Thirty-Two
MADDEN
“Madden.” My father’s voice came over the line, clipped, precise. Annoyed.
“Yes.” I didn’t say his name. Didn’t call him Dad. I never did. There was no version of this conversation that benefitted from pretending we were the kind of people who used casual greetings.
“Why am I hearing about a fire involving my former brother-in-law’s boat from someone other than you?”
My step hitched. Of course he’d heard. And of course he couldn’t be bothered to ask after my wellbeing. He was just irritated that information had reached him without passing through the proper channel.
I leaned my shoulder against the wall halfway up the stairs. “I wasn’t aware I owed you a briefing.”
“You owe me common courtesy.” A pause. “And judgment. Which you’ve never had enough of when it comes to that island.”
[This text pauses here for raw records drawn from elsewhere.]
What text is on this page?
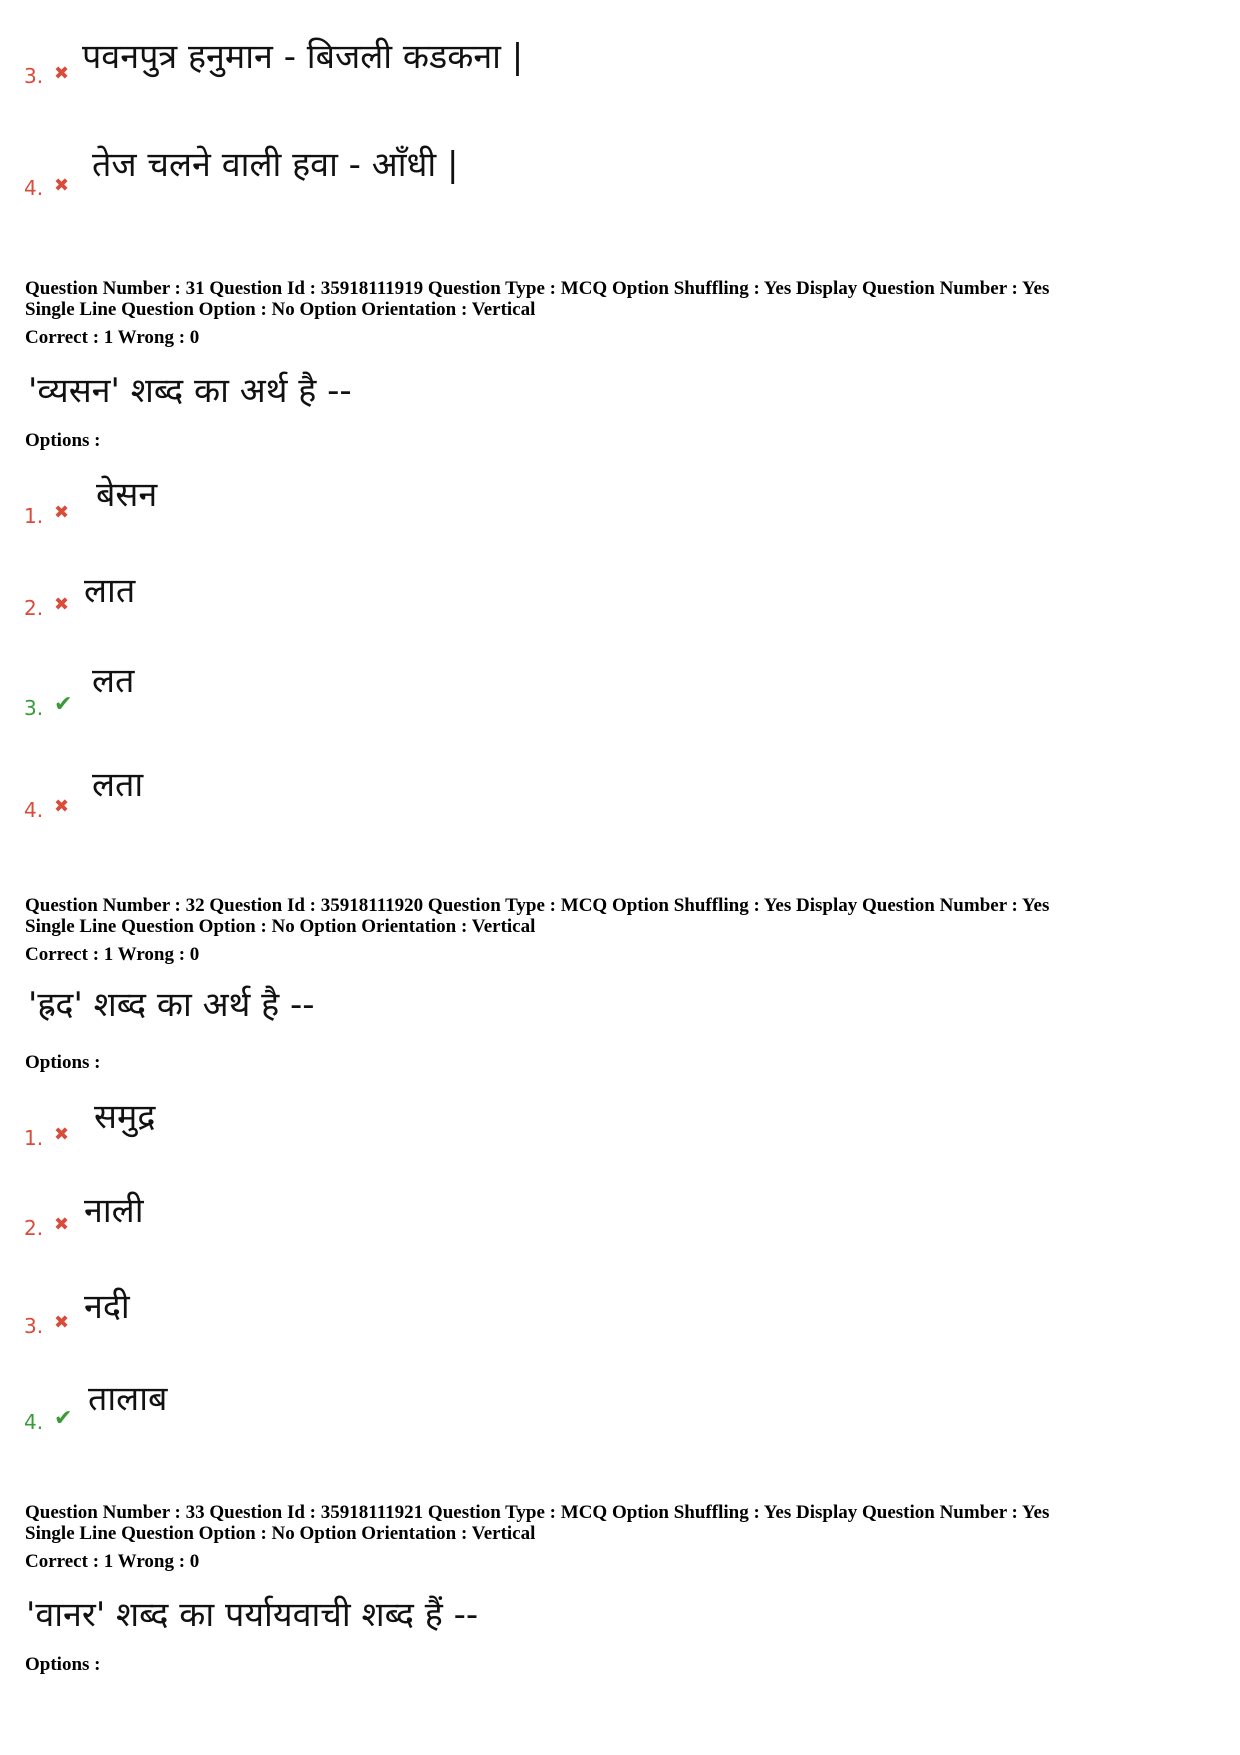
3. ✖ पवनपुत्र हनुमान - बिजली कडकना |
4. ✖
तेज चलने वाली हवा - आँधी |
Question Number : 31 Question Id : 35918111919 Question Type : MCQ Option Shuffling : Yes Display Question Number : Yes
Single Line Question Option : No Option Orientation : Vertical
Correct : 1 Wrong : 0
'व्यसन' शब्द का अर्थ है --
Options :
1. ✖ बेसन
2. ✖ लात
3. ✔
लत
4. ✖
लता
Question Number : 32 Question Id : 35918111920 Question Type : MCQ Option Shuffling : Yes Display Question Number : Yes
Single Line Question Option : No Option Orientation : Vertical
Correct : 1 Wrong : 0
'ह्रद' शब्द का अर्थ है --
Options :
1. ✖ समुद्र
2. ✖ नाली
3. ✖ नदी
4. ✔ तालाब
Question Number : 33 Question Id : 35918111921 Question Type : MCQ Option Shuffling : Yes Display Question Number : Yes
Single Line Question Option : No Option Orientation : Vertical
Correct : 1 Wrong : 0
'वानर' शब्द का पर्यायवाची शब्द हैं --
Options :
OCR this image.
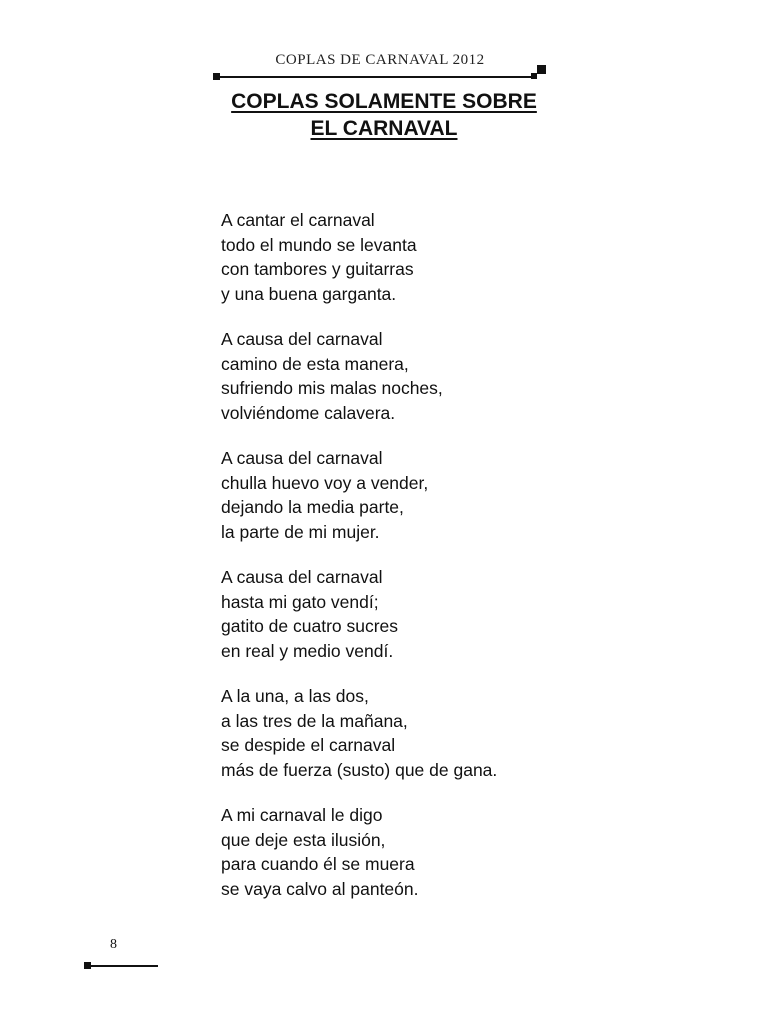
COPLAS DE CARNAVAL 2012
COPLAS SOLAMENTE SOBRE
EL CARNAVAL
A cantar el carnaval
todo el mundo se levanta
con tambores y guitarras
y una buena garganta.
A causa del carnaval
camino de esta manera,
sufriendo mis malas noches,
volviéndome calavera.
A causa del carnaval
chulla huevo voy a vender,
dejando la media parte,
la parte de mi mujer.
A causa del carnaval
hasta mi gato vendí;
gatito de cuatro sucres
en real y medio vendí.
A la una, a las dos,
a las tres de la mañana,
se despide el carnaval
más de fuerza (susto) que de gana.
A mi carnaval le digo
que deje esta ilusión,
para cuando él se muera
se vaya calvo al panteón.
8
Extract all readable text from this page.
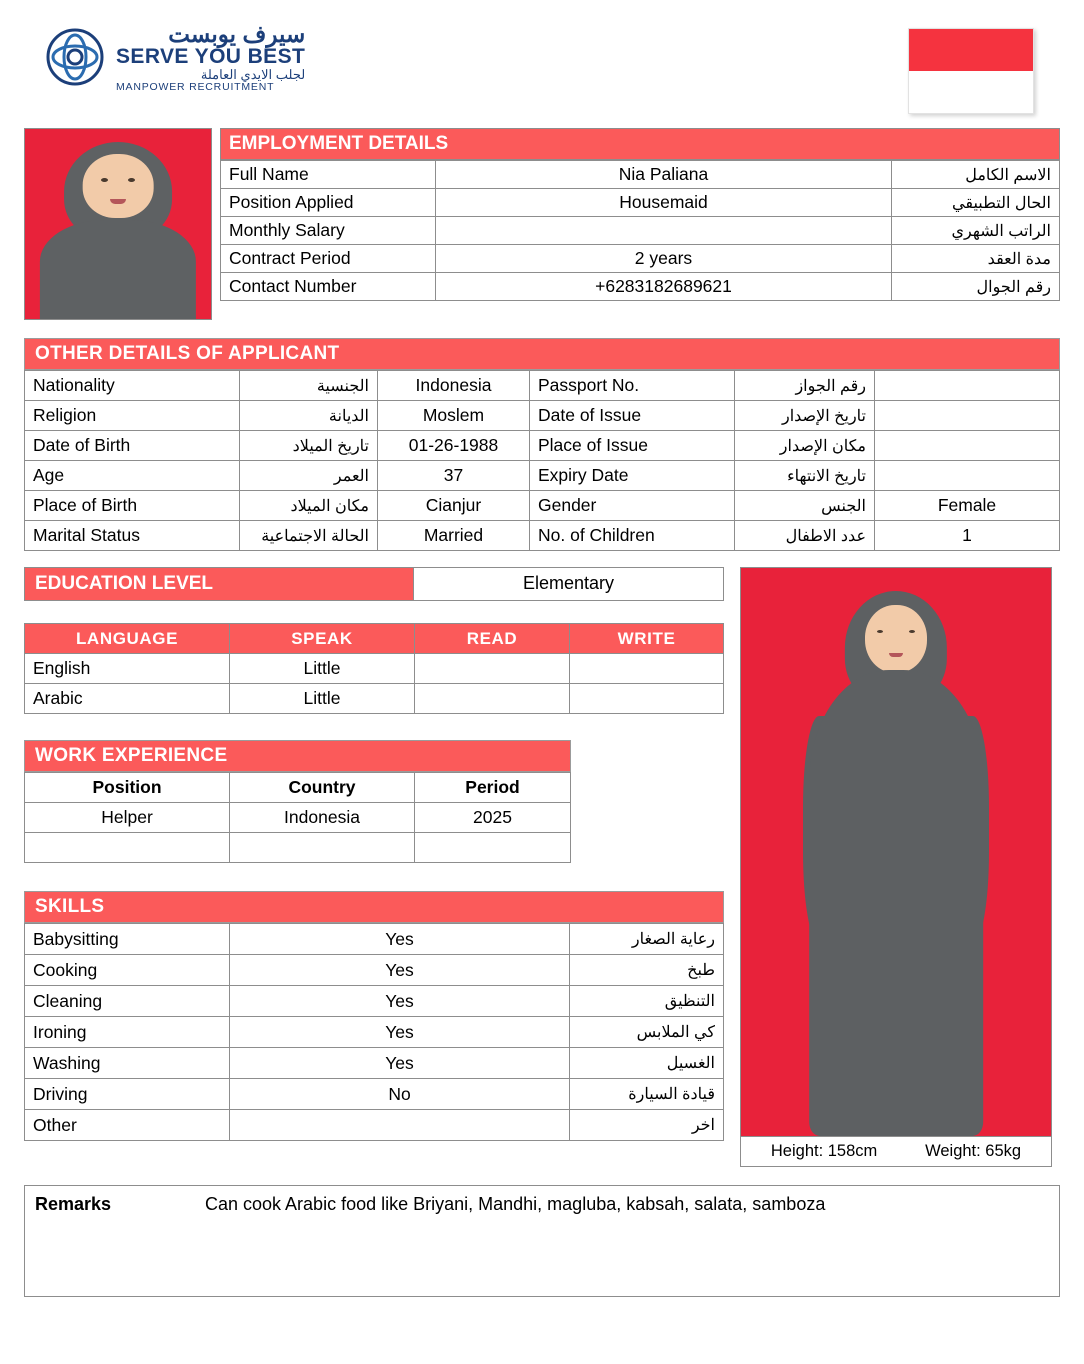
سيرف يوبست
SERVE YOU BEST
لجلب الايدي العاملة
MANPOWER RECRUITMENT
EMPLOYMENT DETAILS
Full Name	Nia Paliana	الاسم الكامل
Position Applied	Housemaid	الحال التطبيقي
Monthly Salary		الراتب الشهري
Contract Period	2 years	مدة العقد
Contact Number	+6283182689621	رقم الجوال
OTHER DETAILS OF APPLICANT
Nationality	الجنسية	Indonesia	Passport No.	رقم الجواز	
Religion	الديانة	Moslem	Date of Issue	تاريخ الإصدار	
Date of Birth	تاريخ الميلاد	01-26-1988	Place of Issue	مكان الإصدار	
Age	العمر	37	Expiry Date	تاريخ الانتهاء	
Place of Birth	مكان الميلاد	Cianjur	Gender	الجنس	Female
Marital Status	الحالة الاجتماعية	Married	No. of Children	عدد الاطفال	1
EDUCATION LEVEL	Elementary
LANGUAGE	SPEAK	READ	WRITE
English	Little		
Arabic	Little		
WORK EXPERIENCE
Position	Country	Period
Helper	Indonesia	2025

SKILLS
Babysitting	Yes	رعاية الصغار
Cooking	Yes	طبخ
Cleaning	Yes	التنظيق
Ironing	Yes	كي الملابس
Washing	Yes	الغسيل
Driving	No	قيادة السيارة
Other		اخر
Height: 158cm	Weight: 65kg
Remarks	Can cook Arabic food like Briyani, Mandhi, magluba, kabsah, salata, samboza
My jaw tightened. Damn it. He knew I was here. That hadn’t been part of the plan.
Of course, the police would’ve contacted my uncle. He owned the boat. It would’ve been standard practice. For all I knew, Carson was trying to make a case that I was an arsonist. I should’ve thought of that and headed Uncle James off at the pass before he’d had a chance to contact my father.
“Did you think I wouldn’t find out?”
It didn’t really matter whether he meant my being on the island or the fire.
Unwilling to have this conversation near the others, I continued up the stairs and stepped into the guest room we’d been given. “I didn’t think about you at all.”
Silence snapped tight on the line. I’d broken protocol. I always did eventually. But I didn’t have it in me to be more than brutally honest, just now. Not with the image of Gwen’s terror etched into my brain.
“So you went back,” he said.
When we’d moved, he and my mother had effectively cut ties with Hatterwick. They’d assumed I had, too.
“I’m handling some things,” I hedged. “Temporarily.”
A sharp exhale. “Handling what, exactly?”
The weight of the last few hours pressed against my ribs—the images, the implications, the way Gwen’s face had burned itself into the backs of my eyes. None of that was information he was entitled to. None of it would be met with care.
“I’m working. That’s all.”
“That is not an answer.” His voice rose a notch—not shouting, but projecting. Commanding. “You disappeared from that place years ago, and now you resurface in the middle of a police incident tied to family property? Do you understand how that looks?”
I disappeared? As if they’d spirited me away in the night? But there was no sense in correcting him. Not when all he cared about was optics.
“Yes. It looks inconvenient.”
“It looks irresponsible.” Another pause, heavier this time. “You were supposed to be past this. Past them. Past that place.”
He’d never understood why I’d never be past Gwen. He never would.
I swallowed. “I am.” It wasn’t a lie. It just wasn’t the whole truth.
“You’ve wasted enough time chasing problems that aren’t yours,” he continued. “I did not support your education so you could go back and insert yourself into island drama.”
Drama.
Something in my chest hollowed out, and I closed my eyes. “I didn’t ask for your support.” Because why would I ask for a thing that would never be freely given?
“No,” he snapped. “You demanded it. And I provided it with the expectation that you would apply yourself to something worthwhile.”